Patients and methods: This study was a case-control study carried out at Pediatric Nephrology Unit Pediatric Department, Faculty of Medicine, Zagazig University Hospitals from June 2020 to December 2020. It included 108 patients divided into 2 groups; each group included 54 patients.1st group was patients with nephrotic syndrome and 2nd group was healthy children as control group. A detailed history and clinical examination including anthropometry was taken for cases of Nephrotic syndrome admitted to the hospital. The patients underwent the following investigations: serum albumin, serum cholesterol, C3, C4, alkaline phosphatase, total calcium, ionized calcium, 25(OH) vitamin D, CBC, renal function test, urine analysis urine albumin/creatinine ratio, 24hr urine protein and X-ray bone.

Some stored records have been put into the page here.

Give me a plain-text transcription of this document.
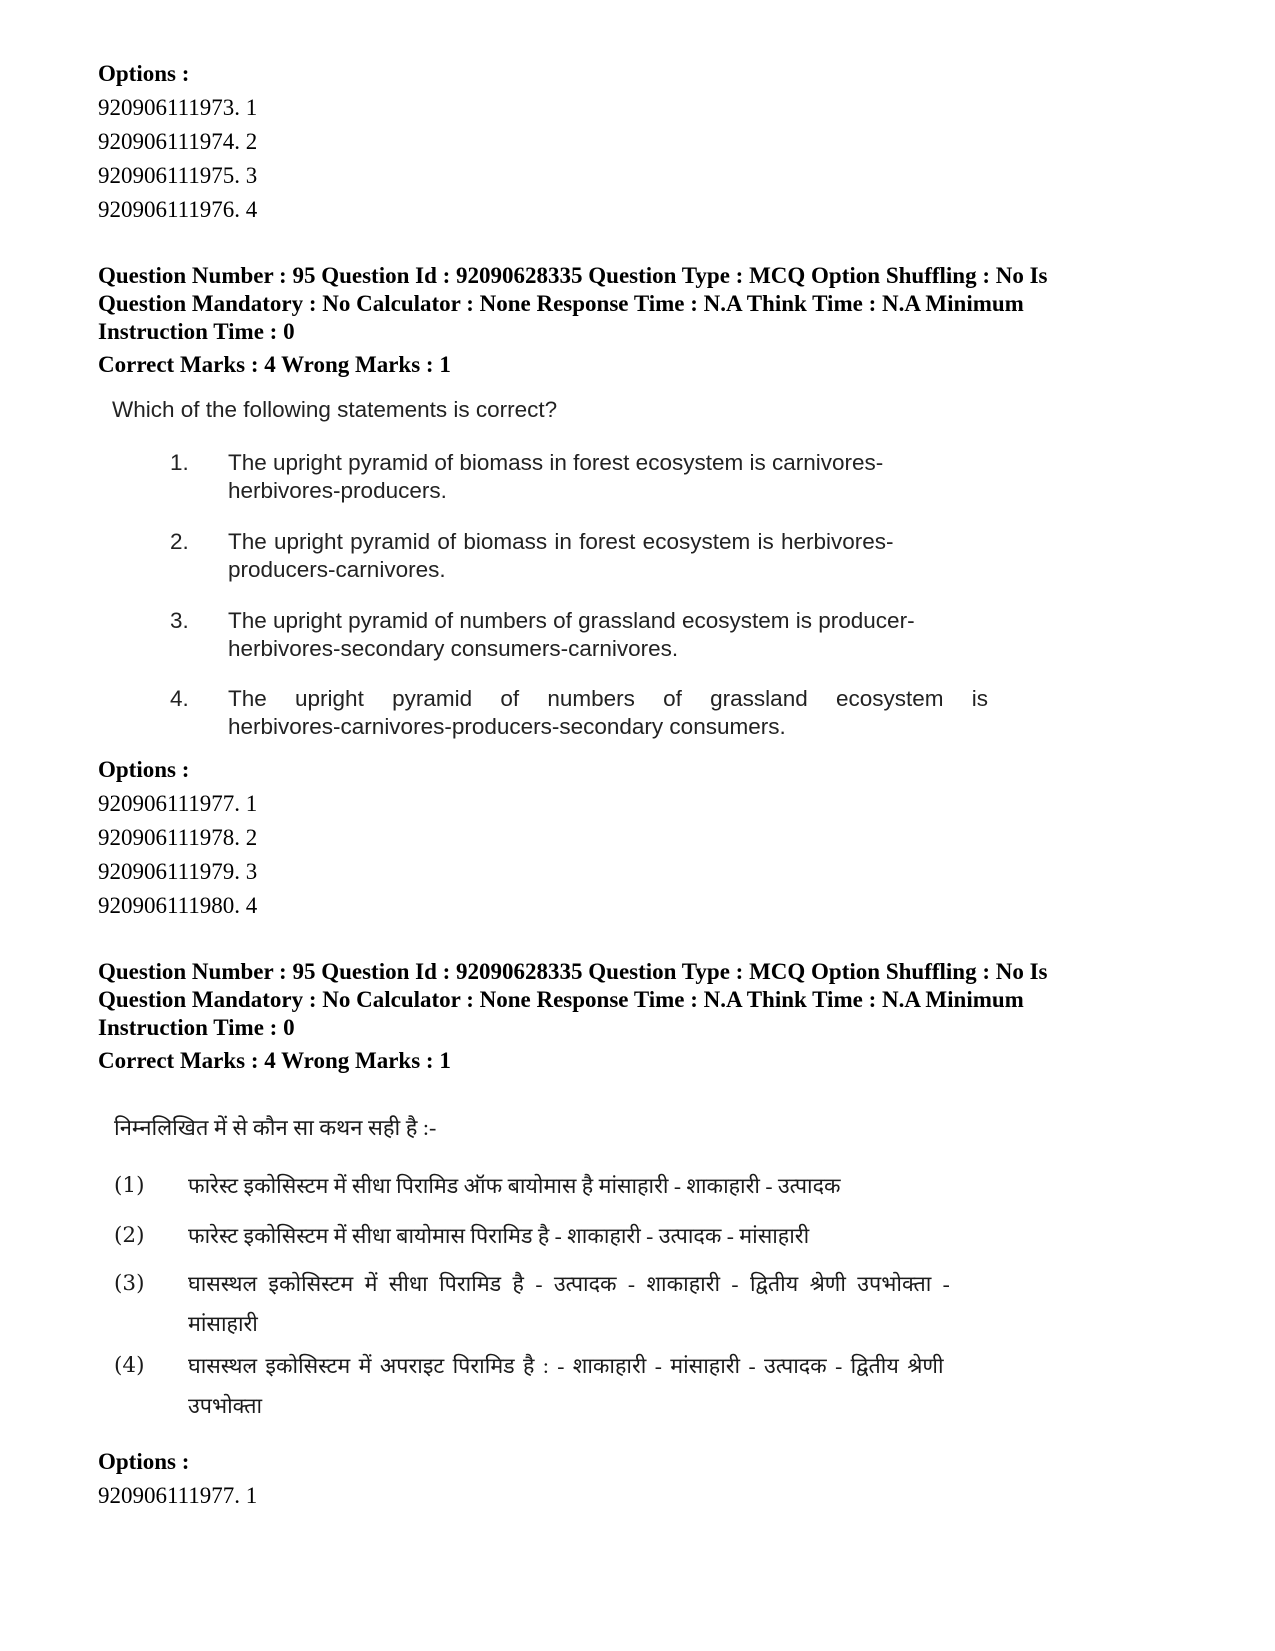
Options :
920906111973. 1
920906111974. 2
920906111975. 3
920906111976. 4
Question Number : 95 Question Id : 92090628335 Question Type : MCQ Option Shuffling : No Is
Question Mandatory : No Calculator : None Response Time : N.A Think Time : N.A Minimum
Instruction Time : 0
Correct Marks : 4 Wrong Marks : 1
Which of the following statements is correct?
1.	The upright pyramid of biomass in forest ecosystem is carnivores-
herbivores-producers.
2.	The upright pyramid of biomass in forest ecosystem is herbivores-
producers-carnivores.
3.	The upright pyramid of numbers of grassland ecosystem is producer-
herbivores-secondary consumers-carnivores.
4.	The upright pyramid of numbers of grassland ecosystem is
herbivores-carnivores-producers-secondary consumers.
Options :
920906111977. 1
920906111978. 2
920906111979. 3
920906111980. 4
Question Number : 95 Question Id : 92090628335 Question Type : MCQ Option Shuffling : No Is
Question Mandatory : No Calculator : None Response Time : N.A Think Time : N.A Minimum
Instruction Time : 0
Correct Marks : 4 Wrong Marks : 1
निम्नलिखित में से कौन सा कथन सही है :-
(1)	फारेस्ट इकोसिस्टम में सीधा पिरामिड ऑफ बायोमास है मांसाहारी - शाकाहारी - उत्पादक
(2)	फारेस्ट इकोसिस्टम में सीधा बायोमास पिरामिड है - शाकाहारी - उत्पादक - मांसाहारी
(3)	घासस्थल इकोसिस्टम में सीधा पिरामिड है - उत्पादक - शाकाहारी - द्वितीय श्रेणी उपभोक्ता -
मांसाहारी
(4)	घासस्थल इकोसिस्टम में अपराइट पिरामिड है : - शाकाहारी - मांसाहारी - उत्पादक - द्वितीय श्रेणी
उपभोक्ता
Options :
920906111977. 1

Results: There was statistically significant relation between vitamin D level and steroid response where steroid-resistant patient had lower vitamin level followed by steroid-dependent then steroid-sensitive patients. There was non-significant correlation between vitamin D and occurrence of relapse.
Conclusion: Vitamin D and calcium supplementation should be considered in nephrotic patients.